Background: NLRP7 (NALP7) has been identified as the major gene involved in the inherited predisposition to recurrent molar pregnancies, a rare recessive condition in which affected individuals have complete hydatidiform moles of diploid biparental origin (BiCHM). The role of NLRP7 in other types of molar pregnancy and reproductive wastage has not been conclusively demonstrated. The purpose of this study was to clarify this by identifying NLRP7 variation in two clinically well-defined groups of patients: women with recurrent BiCHM, and women with three or more recurrent complete hydatidiform moles of proven androgenetic origin (AnCHM).

Methods: Fluorescent microsatellite genotyping of molar tissue was used to establish a diagnosis of recurrent BiCHM (four novel cases) or recurrent AnCHM (nine women with multiple CHM). These two groups were subsequently screened for mutations in NLRP7 using DNA sequencing. Additional screening for non-pathological variants was performed in 21 previously published cases of recurrent BiCHM. Taqman genotyping was used to determine the frequency of novel NLRP7 variants in two control cohorts of Caucasian and Asian women with no adverse reproductive outcomes.

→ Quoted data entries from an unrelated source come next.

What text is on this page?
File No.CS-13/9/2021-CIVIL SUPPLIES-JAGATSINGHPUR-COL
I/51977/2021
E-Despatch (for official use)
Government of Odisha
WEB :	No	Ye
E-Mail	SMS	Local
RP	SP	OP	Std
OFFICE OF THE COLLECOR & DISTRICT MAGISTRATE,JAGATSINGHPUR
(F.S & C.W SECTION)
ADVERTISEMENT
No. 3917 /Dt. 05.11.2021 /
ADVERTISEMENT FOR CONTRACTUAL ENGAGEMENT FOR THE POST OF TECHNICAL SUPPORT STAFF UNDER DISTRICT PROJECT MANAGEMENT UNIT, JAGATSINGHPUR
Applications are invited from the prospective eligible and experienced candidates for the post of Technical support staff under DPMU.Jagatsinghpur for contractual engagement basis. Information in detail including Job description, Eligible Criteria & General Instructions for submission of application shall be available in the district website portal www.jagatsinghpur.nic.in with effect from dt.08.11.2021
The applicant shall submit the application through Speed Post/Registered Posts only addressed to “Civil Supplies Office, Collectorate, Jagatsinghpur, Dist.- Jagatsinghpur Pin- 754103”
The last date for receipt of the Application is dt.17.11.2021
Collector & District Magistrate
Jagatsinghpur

Results: Of the four novel cases with recurrent BiCHM, two were homozygous for mutations in NLRP7 while one was a compound heterozygote for a nonsense mutation and a pathological variant. No NLRP7 mutations or pathological variants were identified in the fourth case. None of the women with AnCHM carried any mutations or pathological variants of NLRP7. A single case of AnCHM was found to be heterozygous for a novel variant (R413Q).

Conclusion: NLRP7 mutations do not represent a major cause of AnCHM.